September 18, 2017Maybe I should just accept that - for whatever reason - the negative self-critic is still part of me. The part that says I have not achieved enough earning money or being famous. And then leave it at that and make my best efforts to move on and realize some of the purpose, like The Blog, or that charity project. Purpose that I know to be real and good for me, no discussion. Once that realization is bigger and fills out much of the current vacuum then the voice should have less power. So perhaps the voice addresses a true need after all. For I feel I am not doing enough to promote The Blog (as mentioned earlier) and I feel that is a problem. I also miss doing something real for charity again, and preferably with Char. Or at least have some definite goal or vision for that part of our lives, instead of just focusing - as is difficult not to - on the daily problems and challenges, esp. with an infant son and irregular income. So perhaps the voice is calling my attention to a true need, but it does so in the wrong way. It fills the actual vacuum of my life right now with calls to do something that is superficial.
September 1, 2017It is logical to dream. More than that. It is necessary. In some ways as necessary as eating or breathing. I know these are big words, but just think: What is your life worth if you constantly restrain yourself from dreaming 'too much' - imagining the good stuff you want to experience, to have, to think, to realize? What's it worth? Your life becomes mediocre - no, worse: A shell. Don't go that way. Turn right now - and start dreaming more.
August 25, 2017I have to do this now, before everything else becomes 'too important' again, though - including making money sooner rather than later.
August 8, 2017But in my experience we, the people, forget so often to ask them ourselves: What makes me really happy? What I do now? The way I do what I do now to get something better in the future? Or ... ? We forget. And run in all sorts of directions for peace, happiness and joy, even if we are so often missing them.

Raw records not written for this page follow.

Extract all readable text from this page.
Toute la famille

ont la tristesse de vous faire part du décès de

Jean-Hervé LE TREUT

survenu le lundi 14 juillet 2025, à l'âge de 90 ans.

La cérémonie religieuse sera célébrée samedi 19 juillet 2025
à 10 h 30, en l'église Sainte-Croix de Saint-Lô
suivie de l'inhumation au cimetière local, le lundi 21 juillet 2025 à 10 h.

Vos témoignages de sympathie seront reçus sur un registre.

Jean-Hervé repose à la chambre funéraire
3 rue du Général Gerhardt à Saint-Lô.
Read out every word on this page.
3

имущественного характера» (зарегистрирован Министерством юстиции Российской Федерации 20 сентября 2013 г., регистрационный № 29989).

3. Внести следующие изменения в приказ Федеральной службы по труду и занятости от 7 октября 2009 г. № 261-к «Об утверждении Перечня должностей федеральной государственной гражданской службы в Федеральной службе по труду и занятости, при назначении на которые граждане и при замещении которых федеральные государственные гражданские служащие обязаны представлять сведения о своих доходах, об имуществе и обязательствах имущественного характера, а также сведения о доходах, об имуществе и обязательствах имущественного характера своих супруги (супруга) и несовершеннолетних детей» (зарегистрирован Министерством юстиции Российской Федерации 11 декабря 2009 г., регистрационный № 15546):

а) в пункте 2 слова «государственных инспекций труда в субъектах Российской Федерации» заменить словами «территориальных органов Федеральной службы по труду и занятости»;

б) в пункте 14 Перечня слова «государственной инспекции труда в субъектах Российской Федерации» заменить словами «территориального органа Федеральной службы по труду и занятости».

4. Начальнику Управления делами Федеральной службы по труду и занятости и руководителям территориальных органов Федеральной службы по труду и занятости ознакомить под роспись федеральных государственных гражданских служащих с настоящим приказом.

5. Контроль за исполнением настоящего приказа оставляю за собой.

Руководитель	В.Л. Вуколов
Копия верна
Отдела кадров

Chasing wild geese ... like that stressful drive up the career ladder or whatever it is that makes no sense to strive for to become happy in the future, if it is done in such a way or if it is for such a goal so as to make us miserable for a long time in the present.
July 13, 2017We do have to accept the difficult birth of Jay and move on. And to some degree we already have. We both know it is necessary. We just have some pain left that is difficult to keep inside or find a place for. Some painful memories. We have to accept those, not feel ashamed. The question is how? Will a dream that may or may not have been precognitive about the experience help? Will it help if I tell Char about it? Will she even believe it? I don't know. I just know I have to get on with my work today, and then later with caring for Jay. That is what is necessary right now. I will have to let this go. That is the right thing. For now. And then return to it later. For a while. Try to learn to keep it in me a bit more or maybe find a better place for it. That is also the right thing.
July 1, 2017But more often than not, for my own life at least, I've found that I need to balance passion, purpose and profit - not try to force it into one place or activity. One thing I do is what I am most passionate about, work-wise. Another contains the most purpose. Another the most profit. Each contain a little bit of the other, but they are separate. Will it change in the future? I want it to, honestly. But for now it seems like I have to strike a balance, and learn to strike it better every day. Like most other humans.